Rowan Williams on the Bible

Rowan Williams on the Bible August 12, 2014

JobThe subject of this blog for the last week has been on the Bible and the claim of its inerrancy, so it is the right time to look at Rowan Williams’ chapter on the Bible in his little book, Being Christian: Baptism, Bible, Eucharist, Prayer. In the chapter’s first paragraph we read, “One of the things that Christian people characteristically do is read the Bible — or rather, in quite a lot of circumstances, they have the Bible read to them” (21). Thus, the Christian life is a “listening life” (21). [In my Blue Parakeet, I have a section on listening as the proper posture of a Christian toward the Bible.]

In the early church, of course, people didn’t own Bibles; they listened to it and learned the Bible. But Williams makes a bigger point: Christians listen to God (as they speak also to God) and therefore to the Bible. It is in fact a “collection of books” (24) and wide-ranging in genre. It’s like a collection of Shakespeare’s sonnets, law reports of 1910, an introduction to a philosophical treatise of Kant [he’s stretching it here], the letters of Anselm and a fragment of Canterbury Tales.

as soon as you  think you know what the Bible is, you turn the page and it turns into something different (25).

We conclude then that this is what God wants us to hear. As a parable of Jesus draws us in to take the whole in, so too the Bible: we listen to it all and we get the big message. Speaking of this book tying in with our other book for this week, here is Williams:

For example: many of the early Israelites in the Old Testament clearly thought it was God’s will that they should engage in ‘ethnic cleansing’ — that they should slaughter without mercy the inhabitants of the Promised Land into which they had been led.

Which leads to our theologizing: Is this the way of God? Is the way God wants us to war? Is this what God wanted then?

If he did, that would be so hideously at odds with what the biblical story as a whole seems to say about God (28).

So how do we read the Bible?

The point is to look at God, look at yourself, and to ask where you are in the story (28).

So for Williams the Old Testament records how God’s people responded to God and lived before God in their day. So not everything becomes a model for how we ought to live but instead an opportunity to discern how we are to live. We learn that our own story goes back to Adam and to Noah and to Abraham.
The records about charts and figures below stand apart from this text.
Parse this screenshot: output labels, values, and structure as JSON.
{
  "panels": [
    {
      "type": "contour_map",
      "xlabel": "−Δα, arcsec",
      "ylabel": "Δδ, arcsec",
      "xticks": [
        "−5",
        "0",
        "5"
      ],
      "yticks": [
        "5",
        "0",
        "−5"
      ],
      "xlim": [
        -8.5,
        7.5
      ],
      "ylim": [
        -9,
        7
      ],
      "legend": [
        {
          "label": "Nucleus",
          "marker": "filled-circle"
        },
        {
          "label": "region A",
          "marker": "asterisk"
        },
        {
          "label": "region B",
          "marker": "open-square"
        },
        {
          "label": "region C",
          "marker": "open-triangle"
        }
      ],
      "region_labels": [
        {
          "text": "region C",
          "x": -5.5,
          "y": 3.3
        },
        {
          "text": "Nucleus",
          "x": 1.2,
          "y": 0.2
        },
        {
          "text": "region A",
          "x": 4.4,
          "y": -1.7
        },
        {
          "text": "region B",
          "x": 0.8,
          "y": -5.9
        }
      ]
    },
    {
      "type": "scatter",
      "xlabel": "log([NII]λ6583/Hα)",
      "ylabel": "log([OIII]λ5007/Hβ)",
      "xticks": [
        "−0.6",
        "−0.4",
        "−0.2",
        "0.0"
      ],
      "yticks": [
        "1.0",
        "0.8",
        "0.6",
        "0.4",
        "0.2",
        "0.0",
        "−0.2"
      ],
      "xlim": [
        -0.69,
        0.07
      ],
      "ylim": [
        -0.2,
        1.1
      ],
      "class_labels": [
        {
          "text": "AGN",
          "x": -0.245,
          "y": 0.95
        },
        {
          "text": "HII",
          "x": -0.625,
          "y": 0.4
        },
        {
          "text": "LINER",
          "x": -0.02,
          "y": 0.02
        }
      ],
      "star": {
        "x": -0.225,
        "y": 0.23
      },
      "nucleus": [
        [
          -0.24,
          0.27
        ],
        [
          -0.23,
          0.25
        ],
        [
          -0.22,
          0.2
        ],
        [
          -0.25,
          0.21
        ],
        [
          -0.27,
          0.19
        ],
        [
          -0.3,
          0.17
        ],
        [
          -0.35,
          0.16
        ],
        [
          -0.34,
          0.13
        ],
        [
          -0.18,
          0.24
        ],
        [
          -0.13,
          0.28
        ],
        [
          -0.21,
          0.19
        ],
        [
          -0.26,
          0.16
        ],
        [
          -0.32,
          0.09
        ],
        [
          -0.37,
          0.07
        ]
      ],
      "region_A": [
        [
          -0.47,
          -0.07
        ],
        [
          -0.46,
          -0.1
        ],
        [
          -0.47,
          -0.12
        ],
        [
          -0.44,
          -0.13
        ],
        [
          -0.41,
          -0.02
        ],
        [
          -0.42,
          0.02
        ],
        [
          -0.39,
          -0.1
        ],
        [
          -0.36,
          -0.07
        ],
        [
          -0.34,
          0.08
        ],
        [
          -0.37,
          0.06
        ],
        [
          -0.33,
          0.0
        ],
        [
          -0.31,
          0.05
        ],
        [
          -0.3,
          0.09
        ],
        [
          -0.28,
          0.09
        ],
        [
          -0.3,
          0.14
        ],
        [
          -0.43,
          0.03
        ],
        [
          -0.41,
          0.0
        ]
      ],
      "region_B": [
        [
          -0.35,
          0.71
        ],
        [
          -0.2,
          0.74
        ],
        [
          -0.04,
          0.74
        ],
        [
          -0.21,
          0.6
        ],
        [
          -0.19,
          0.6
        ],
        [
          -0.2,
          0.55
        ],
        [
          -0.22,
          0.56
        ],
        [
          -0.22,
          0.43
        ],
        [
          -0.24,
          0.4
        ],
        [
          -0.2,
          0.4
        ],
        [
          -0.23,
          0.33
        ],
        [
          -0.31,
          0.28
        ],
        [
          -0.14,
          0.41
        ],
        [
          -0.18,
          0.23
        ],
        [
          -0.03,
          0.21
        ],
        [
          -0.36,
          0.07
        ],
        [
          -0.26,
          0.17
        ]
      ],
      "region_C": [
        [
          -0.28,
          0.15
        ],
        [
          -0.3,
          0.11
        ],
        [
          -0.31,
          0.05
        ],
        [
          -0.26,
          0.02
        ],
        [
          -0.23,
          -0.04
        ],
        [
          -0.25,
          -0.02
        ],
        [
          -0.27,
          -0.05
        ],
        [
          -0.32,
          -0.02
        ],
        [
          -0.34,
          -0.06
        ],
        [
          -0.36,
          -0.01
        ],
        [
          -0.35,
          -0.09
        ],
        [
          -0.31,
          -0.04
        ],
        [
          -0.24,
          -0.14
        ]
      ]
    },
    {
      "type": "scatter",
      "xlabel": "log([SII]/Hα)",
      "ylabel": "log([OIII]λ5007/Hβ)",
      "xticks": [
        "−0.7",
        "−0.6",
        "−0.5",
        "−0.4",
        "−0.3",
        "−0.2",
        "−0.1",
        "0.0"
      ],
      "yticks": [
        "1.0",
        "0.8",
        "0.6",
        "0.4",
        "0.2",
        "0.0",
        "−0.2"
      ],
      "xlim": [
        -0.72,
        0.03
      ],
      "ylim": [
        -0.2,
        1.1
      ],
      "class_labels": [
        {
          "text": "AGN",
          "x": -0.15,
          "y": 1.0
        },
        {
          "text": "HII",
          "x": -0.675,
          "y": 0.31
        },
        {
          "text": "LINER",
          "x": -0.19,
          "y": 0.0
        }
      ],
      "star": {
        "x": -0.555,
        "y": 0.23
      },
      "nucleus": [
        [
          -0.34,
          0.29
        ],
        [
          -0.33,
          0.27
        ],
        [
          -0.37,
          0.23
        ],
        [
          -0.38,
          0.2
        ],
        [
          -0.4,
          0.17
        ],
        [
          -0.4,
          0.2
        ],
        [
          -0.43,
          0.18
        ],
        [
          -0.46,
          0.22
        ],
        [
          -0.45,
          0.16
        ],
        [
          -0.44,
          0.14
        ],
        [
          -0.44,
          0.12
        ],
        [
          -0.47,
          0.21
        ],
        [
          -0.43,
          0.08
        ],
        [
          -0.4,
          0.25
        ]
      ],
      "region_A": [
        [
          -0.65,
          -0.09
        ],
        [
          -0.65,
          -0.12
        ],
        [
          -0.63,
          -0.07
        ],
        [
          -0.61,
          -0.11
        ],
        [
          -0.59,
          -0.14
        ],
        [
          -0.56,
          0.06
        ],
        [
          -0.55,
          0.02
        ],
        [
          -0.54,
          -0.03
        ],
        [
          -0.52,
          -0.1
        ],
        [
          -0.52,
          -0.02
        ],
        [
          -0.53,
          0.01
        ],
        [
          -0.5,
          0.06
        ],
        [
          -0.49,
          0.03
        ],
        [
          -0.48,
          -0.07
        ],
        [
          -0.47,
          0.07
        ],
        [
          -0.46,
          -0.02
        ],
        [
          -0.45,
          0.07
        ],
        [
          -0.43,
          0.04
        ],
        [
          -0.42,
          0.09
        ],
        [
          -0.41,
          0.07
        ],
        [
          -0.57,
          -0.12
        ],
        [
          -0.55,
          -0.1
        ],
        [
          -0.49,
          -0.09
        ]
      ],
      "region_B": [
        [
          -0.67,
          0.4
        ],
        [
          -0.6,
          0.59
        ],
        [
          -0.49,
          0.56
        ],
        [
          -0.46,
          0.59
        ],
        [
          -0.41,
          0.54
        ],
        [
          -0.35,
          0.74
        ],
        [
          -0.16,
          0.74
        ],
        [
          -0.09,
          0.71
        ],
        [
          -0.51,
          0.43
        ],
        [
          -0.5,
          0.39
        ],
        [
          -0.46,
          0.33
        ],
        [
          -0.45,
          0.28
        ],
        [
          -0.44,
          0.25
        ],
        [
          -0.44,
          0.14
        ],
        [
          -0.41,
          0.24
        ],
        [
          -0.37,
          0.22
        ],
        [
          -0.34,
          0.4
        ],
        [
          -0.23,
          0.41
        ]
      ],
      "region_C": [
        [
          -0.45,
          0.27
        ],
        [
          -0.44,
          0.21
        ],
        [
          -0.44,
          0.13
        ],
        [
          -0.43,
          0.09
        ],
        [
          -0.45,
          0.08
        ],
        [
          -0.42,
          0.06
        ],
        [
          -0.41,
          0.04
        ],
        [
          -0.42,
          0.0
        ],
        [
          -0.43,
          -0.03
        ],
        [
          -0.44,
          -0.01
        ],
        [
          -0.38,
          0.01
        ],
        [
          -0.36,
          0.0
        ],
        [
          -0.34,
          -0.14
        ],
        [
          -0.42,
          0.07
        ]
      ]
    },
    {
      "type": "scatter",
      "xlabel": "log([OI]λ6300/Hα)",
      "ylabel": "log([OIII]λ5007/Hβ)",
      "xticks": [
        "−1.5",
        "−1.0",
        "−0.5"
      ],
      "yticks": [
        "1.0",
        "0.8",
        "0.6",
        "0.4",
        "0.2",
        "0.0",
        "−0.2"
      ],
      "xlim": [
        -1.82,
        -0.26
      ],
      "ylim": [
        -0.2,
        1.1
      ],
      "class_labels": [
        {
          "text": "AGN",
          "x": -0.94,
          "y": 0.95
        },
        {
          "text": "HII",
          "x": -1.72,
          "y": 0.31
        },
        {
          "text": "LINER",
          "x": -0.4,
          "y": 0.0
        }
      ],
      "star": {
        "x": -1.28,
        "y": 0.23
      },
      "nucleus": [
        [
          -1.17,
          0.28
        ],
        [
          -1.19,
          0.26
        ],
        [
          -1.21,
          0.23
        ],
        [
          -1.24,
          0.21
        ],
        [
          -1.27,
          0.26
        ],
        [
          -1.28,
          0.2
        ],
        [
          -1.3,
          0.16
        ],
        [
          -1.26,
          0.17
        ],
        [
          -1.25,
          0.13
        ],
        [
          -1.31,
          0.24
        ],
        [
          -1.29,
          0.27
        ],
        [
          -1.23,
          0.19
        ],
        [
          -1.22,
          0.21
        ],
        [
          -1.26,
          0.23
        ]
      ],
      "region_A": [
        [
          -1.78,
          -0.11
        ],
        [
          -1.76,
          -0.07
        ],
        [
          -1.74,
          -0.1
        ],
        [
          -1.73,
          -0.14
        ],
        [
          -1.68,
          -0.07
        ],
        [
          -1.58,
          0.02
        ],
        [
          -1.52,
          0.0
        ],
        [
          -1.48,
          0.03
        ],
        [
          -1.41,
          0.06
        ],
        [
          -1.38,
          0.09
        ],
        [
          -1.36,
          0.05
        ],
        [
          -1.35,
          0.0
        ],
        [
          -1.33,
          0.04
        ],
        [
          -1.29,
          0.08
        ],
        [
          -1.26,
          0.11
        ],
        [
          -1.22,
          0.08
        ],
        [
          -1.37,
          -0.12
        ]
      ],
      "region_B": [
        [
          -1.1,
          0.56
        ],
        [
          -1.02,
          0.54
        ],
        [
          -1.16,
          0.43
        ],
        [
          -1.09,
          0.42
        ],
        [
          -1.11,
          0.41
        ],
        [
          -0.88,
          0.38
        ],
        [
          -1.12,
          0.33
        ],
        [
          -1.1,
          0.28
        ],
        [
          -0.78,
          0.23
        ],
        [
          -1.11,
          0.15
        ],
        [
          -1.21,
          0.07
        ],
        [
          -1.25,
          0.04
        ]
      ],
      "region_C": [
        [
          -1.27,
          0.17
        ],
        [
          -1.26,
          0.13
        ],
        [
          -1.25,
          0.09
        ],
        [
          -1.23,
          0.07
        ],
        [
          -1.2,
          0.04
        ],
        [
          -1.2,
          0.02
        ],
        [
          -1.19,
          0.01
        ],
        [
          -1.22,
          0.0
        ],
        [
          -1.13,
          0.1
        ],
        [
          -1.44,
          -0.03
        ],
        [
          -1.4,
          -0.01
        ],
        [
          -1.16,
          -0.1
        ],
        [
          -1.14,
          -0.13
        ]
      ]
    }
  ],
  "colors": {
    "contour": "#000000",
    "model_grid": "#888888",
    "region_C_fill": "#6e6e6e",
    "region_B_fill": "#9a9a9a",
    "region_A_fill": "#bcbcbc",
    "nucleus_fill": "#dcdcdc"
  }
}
Is the Bible accurate in its history? Daniel is not so much about Babylonian history but about how God’s people lived in displacement. History and context matter, but the point of the text is not to teach history … and problems in chronology over Belshazzar ought not to disturb listening to God about living in exile. “If we hang our faith on the absolute historical accuracy of Scripture in every detail, we risk making Scripture a sort of ‘magic’ book that turns up the right answers to all sorts of rather irrelevant questions, … instead of … the lively oracles of God” (32-33). The NT, on the other hand, is stuff written within the lifetime (or close to it) of the events themselves.

At the center of the Bible is Christ. He offers a kind of “christo-telic” reading of the Bible.

So that leads Williams to ask how do we discern a good interpretation? By looking to and at Jesus Christ. It leads to and finds its clarity in Jesus. In his light we read the rest of the Bible.

The Bible is to be read with one another, and not just alone. We listen to how others have heard and are hearing this Word about Jesus in the Bible.